Jen Lumanlan 01:01:22
And these ideas don’t just show up in the child’s relationship with us; they permeate the child’s entire relationship with the world. Let’s start with the rest of the family first: Dr. Bates Ames describes a little anecdote of conscientious, talented big sister Marcia practicing piano when younger brother Nicky starts making a “terrible racket” with his trumpet, and Marcia comes running to her mother to make him stop. After peace has been restored, Mother asks: “Nicky, why do you do such mean things? Why do you bother your sister like that when she is practicing?” “Because,” replies Nicky,” “she’s so bossy. She always tries to raise me and make me do everything better, and this is the best way I know of to get even with her.” Dr. Bates Ames goes on to say: “Getting even with her (or him)! How many hours of childhood are spent getting even with brothers and sisters? It may not be very nice, but it certainly is very natural.” She goes on to provide more examples of siblings getting back at each other, but never questions why this might be happening. That it happens in most families is seen as evidence that it’s ‘natural,’ and Dr. Bates Ames never wonders if the reason why the children are always trying to get back at each other is not because of some in-built drive to be vindictive, but because of the parent’s judgments and how the parents treat the children. Do any of us like to be told we’re mean? Don’t we all want to be seen for who we really are, and not for who we are compared to a sibling? When we look back on our own childhoods, can we remember how we felt when we were the less favored one, and how much we resented our sibling for that, or if we were the favored one, how tenuous that status seemed and how we would do anything to maintain it?
Jen Lumanlan 01:02:58
Dr. Bates Ames notes in Your Two-Year-Old Child that “the most common word uttered is usually “mine,” as the child tries to protect his possessions from everyone else.” So true! I remember this phase so well! And where do our children learn this? They learn it from us! A child doesn’t somehow ‘naturally’ develop ideas about what’s theirs and what isn’t; they get these ideas from us. Do you remember going out for a walk when your child was a toddler and they want to pick flowers from everyone else’s garden, and you told them “you can’t pick those; they don’t belong to us”? Do you remember when they wanted to bring toys home from the playground and you said: “Oh we can’t bring those; they aren’t ours”? And what’s the flip-side of “they aren’t ours?” It’s “that’s mine.” THAT is how we teach our children about capitalism, because once they understand that there’s a distinction between “mine” and “yours,” they usually want to draw boundaries around their stuff, and then pile as much stuff inside that boundary as possible.
Jen Lumanlan 01:03:55
So, as we work toward a conclusion, I want to agree that yes, absolutely, children’s brains develop.

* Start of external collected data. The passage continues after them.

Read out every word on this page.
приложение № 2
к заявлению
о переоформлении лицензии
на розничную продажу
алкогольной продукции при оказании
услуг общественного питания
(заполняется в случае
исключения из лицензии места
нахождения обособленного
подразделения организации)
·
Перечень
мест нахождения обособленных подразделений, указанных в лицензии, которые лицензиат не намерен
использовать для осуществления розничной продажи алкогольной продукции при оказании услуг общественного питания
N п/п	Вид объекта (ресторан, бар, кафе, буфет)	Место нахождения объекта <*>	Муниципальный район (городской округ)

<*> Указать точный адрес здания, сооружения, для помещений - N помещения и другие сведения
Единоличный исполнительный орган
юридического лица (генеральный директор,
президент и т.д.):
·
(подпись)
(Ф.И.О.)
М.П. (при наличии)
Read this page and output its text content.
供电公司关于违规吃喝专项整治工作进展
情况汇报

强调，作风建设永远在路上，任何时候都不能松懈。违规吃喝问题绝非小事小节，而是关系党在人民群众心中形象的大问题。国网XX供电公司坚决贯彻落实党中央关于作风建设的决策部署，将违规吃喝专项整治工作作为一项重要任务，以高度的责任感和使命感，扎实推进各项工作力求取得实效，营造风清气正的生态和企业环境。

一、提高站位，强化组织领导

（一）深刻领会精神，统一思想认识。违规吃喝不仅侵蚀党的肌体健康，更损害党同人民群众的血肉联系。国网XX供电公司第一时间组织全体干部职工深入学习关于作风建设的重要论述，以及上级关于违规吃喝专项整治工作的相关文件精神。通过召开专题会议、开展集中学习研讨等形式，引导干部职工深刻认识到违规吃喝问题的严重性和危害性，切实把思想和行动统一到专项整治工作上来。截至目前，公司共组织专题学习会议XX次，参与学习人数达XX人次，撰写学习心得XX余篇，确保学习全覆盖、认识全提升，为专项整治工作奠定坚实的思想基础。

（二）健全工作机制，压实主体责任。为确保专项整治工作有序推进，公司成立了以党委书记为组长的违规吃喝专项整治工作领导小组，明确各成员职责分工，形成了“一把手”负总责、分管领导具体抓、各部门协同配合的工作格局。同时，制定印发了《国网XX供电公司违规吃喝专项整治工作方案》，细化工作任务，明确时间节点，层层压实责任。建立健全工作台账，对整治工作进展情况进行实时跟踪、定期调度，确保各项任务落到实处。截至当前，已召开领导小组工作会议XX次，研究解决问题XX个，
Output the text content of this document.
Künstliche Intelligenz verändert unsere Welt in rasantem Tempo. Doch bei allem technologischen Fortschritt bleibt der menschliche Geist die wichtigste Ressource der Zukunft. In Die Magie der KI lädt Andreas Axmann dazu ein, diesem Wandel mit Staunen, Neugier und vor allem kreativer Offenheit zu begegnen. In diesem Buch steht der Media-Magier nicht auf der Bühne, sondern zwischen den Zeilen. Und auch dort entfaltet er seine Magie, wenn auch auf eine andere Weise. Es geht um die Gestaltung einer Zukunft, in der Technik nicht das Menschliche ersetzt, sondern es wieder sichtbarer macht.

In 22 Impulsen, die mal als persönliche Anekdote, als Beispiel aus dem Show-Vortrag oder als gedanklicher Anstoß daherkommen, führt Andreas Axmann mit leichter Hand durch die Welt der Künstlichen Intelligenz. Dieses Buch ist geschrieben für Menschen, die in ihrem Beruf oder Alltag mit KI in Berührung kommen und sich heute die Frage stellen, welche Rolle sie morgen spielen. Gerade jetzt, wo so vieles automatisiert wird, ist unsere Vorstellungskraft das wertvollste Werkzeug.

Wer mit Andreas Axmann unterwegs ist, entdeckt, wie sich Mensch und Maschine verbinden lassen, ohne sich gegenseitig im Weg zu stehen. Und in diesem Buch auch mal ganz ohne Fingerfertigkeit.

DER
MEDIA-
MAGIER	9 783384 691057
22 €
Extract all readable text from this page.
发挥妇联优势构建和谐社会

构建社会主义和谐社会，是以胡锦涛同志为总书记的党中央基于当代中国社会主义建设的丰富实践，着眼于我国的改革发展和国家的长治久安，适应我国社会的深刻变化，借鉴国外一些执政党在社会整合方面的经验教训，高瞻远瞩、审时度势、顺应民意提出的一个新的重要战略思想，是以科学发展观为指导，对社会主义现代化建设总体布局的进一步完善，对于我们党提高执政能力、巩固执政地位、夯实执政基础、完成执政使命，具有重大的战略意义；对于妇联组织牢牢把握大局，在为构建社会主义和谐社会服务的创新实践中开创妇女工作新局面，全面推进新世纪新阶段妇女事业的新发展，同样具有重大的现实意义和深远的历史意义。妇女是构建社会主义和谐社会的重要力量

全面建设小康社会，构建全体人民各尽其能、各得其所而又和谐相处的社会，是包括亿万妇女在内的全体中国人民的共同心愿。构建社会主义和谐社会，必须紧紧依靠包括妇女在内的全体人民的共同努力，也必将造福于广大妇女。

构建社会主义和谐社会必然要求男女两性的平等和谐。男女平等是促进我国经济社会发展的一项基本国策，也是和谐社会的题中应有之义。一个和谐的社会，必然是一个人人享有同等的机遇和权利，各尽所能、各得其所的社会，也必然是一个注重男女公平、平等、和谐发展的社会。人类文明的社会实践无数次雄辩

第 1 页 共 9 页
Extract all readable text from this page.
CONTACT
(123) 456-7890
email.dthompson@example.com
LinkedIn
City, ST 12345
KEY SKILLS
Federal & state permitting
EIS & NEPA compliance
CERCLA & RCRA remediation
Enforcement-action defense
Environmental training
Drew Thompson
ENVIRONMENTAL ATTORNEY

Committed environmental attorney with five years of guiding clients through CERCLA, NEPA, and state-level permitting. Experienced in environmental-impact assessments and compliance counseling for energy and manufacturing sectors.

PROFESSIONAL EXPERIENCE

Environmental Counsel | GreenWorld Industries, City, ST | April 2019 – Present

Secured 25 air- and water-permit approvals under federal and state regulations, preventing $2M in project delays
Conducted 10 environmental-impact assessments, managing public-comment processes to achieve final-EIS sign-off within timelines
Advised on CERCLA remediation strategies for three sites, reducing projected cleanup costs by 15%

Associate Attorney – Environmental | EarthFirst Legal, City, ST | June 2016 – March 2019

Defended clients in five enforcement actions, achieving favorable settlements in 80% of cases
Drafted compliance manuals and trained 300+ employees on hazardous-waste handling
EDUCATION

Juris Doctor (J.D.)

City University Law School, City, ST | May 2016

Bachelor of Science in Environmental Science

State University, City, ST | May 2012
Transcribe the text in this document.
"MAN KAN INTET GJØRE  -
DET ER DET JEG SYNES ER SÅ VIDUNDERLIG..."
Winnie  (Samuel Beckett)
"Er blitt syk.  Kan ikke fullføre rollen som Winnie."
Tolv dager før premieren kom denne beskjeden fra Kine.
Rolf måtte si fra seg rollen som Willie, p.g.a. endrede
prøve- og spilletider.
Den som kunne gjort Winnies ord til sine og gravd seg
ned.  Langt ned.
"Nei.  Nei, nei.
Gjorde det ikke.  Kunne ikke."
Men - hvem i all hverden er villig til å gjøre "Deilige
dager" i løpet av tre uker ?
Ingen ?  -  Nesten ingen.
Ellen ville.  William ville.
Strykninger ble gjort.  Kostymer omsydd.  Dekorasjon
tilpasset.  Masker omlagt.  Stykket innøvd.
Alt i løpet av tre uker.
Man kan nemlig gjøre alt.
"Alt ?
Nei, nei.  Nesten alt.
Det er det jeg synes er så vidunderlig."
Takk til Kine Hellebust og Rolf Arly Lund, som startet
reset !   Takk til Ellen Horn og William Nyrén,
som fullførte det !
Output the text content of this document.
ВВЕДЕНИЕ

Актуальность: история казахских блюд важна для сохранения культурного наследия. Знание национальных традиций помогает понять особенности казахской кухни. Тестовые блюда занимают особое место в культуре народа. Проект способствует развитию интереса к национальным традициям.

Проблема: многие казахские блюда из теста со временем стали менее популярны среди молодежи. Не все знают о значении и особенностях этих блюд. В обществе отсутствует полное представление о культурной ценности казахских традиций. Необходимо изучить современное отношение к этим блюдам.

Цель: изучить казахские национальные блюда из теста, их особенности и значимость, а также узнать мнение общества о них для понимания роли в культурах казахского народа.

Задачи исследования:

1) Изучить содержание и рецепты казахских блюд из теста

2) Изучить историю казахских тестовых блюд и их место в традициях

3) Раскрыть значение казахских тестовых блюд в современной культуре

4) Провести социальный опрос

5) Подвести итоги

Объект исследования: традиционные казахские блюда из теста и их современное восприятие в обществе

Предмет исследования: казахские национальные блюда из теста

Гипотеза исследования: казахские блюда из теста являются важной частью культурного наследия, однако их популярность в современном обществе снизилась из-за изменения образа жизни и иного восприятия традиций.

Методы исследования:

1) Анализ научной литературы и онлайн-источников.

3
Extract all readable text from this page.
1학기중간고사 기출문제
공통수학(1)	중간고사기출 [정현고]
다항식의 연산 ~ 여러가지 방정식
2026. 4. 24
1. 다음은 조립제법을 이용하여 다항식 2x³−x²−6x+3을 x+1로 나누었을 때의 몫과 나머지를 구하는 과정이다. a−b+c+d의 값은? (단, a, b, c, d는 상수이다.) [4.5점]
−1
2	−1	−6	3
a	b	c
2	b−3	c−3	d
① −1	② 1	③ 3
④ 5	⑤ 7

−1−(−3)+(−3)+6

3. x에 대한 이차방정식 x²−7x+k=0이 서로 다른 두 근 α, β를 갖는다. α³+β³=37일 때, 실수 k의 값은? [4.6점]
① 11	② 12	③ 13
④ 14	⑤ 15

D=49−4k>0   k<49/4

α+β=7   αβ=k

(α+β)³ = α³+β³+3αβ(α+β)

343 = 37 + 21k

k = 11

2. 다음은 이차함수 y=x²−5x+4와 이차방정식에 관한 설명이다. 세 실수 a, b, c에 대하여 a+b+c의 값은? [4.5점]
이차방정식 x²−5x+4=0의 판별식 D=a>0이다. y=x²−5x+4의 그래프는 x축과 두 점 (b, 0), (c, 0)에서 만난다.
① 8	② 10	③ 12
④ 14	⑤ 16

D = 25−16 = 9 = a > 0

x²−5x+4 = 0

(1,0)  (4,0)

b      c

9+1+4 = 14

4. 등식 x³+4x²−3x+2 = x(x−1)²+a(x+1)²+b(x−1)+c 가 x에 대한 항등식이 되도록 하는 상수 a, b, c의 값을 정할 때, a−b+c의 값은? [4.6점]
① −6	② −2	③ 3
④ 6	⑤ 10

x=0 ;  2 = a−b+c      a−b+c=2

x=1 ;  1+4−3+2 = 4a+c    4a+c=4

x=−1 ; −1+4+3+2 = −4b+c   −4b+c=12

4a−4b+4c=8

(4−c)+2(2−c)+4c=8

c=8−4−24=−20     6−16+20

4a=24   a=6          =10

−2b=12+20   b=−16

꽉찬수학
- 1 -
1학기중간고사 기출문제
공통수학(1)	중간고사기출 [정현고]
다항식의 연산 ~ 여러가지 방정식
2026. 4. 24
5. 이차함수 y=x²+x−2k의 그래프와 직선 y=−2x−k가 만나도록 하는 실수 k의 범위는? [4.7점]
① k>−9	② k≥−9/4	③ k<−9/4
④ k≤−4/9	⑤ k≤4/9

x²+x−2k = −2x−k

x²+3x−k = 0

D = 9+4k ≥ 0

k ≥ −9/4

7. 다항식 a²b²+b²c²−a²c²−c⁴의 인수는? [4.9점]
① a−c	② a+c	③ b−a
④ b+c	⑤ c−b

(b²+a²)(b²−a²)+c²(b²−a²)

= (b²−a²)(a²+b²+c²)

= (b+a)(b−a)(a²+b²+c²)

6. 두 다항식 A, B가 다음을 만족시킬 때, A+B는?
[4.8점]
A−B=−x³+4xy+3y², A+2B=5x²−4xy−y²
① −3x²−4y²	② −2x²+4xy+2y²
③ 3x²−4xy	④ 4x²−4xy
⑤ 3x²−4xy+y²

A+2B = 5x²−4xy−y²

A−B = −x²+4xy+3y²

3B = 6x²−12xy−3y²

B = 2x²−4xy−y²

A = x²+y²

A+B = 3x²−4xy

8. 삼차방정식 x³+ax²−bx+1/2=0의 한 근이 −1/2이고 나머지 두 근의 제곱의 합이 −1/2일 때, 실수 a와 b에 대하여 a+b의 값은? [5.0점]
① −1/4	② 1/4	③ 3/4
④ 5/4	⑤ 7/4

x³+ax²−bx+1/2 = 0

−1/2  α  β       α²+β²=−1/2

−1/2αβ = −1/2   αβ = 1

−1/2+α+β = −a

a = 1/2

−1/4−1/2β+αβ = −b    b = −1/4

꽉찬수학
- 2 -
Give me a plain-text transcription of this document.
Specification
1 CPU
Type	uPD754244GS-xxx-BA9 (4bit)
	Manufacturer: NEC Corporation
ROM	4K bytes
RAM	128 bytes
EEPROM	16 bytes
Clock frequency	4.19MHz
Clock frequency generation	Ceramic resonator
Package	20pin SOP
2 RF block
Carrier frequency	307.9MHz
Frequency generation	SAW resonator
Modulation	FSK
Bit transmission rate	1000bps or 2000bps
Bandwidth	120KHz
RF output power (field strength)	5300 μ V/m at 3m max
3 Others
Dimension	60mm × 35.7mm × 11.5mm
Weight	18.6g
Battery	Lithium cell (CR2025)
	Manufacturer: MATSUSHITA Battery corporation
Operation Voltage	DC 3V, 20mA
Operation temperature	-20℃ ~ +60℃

New neural connections are made, and new capabilities come online. But this doesn’t happen in isolation; it happens in a cultural context. A young child hits the new baby in a way that may seem unprovoked to us when it’s actually an expression of the child’s unmet needs that the parent doesn’t know how to identify because all their own parent taught them how to do was ignore their own needs and ‘mind’ authority figures.
Jen Lumanlan 01:04:24
We’re told we will: “certainly want to provide books and toys and music and pictures and do what you can to enrich his surroundings” which assumes we have the resources to do this.
Jen Lumanlan 01:04:35
We should also: “try to get as much help from others as you can afford and feel that you need,” because help is to be purchased, not freely exchanged. Dr. Gesell and Dr. Bates Ames observe that “happily, now that supportive grandparents are often less available than formerly, supportive pediatricians have taken their place.” Perhaps most of us might argue that the type and degree of support provided by our child’s pediatrician isn’t exactly the same as a grandparent would provide.
Jen Lumanlan 01:05:04
Each of these decisions that we parents make is made in a cultural context. If we can’t see the child’s needs because our own parents couldn’t see our needs, so they couldn’t teach us how to understand our needs never mind anyone else’s, that’s a cultural context. When we see our role as providing every opportunity to enrich our child’s life, that’s a cultural context. When we live in single-family homes with fenced yards so our child can play outside unsupervised, and because of that we have to pay for hired help when we can’t cope with it all because we don’t have a village of folks who will jump in and help us when we need it, because they don’t know we’re struggling, because we all know it’s not OK to let anyone else know we’re struggling, that’s a cultural context. If we’re lacking in solidarity amongst parents and find that in a book that somehow implies, horoscope-style, that our child is ‘normal,’ that’s a cultural context. But we might be better served by stepping outside of that context and asking why it is we need to find solidarity because we don’t have it already, and looking for actual, real support from real people rather than relying on these books.
Jen Lumanlan 01:06:09
Dr. Gesell and Dr. Bates Ames argue that some parents are too bossy and authoritarian, while others are too permissive. They see the ‘developmental’ approach, grounded in their research on development and maturation as the ‘third way’ that allows you to avoid the evils of the other two approaches. I see all three of these ideas as hopelessly outdated, and that we should do what Dr. Gesell himself advised us to do when we saw this: move on to more useful approaches that are relevant in our culture today.
Jen Lumanlan 01:06:37
This is why I’m arguing that we shouldn’t read the Your X-Year-Old books anymore – because it simply is not possible to separate the cultural context from the developmental information. They are so intimately intertwined that they continually affect and are affected by each other. So, if we believe that the cultural context of the 1970s, drawing heavily on the cultural context of the 1930s, is what we want to prepare our children for, these books fit the bill. But if we want to prepare our children for a world where everyone belongs, and where power is not wielded over those who are smaller and weaker, and where we can see each person’s needs as equally valid as everyone else’s, and where each child’s needs are seen and met for exactly what they are instead of based on their deviance from a “norm” that is really only “normal” for middle-class White children, then we can’t use the information on these books. We can’t just ignore the cultural context and take the developmental advice.
Jen Lumanlan 01:07:36
If you want to go beyond what we SHOULDN’T do in these books to what we SHOULD do instead, then there are lots of episodes in the podcast to help with that – a good place to start would be episode 94, where we looked at using nonviolent communication to parent more peacefully, which should tide you over until my book comes out next year. And if you’d like to be notified about when my book is coming out, and let me know if you’re interested in attending a book reading or class near you, or potentially helping to make one of those events happen in your town, you can do that at yourparentingmojo.com/book.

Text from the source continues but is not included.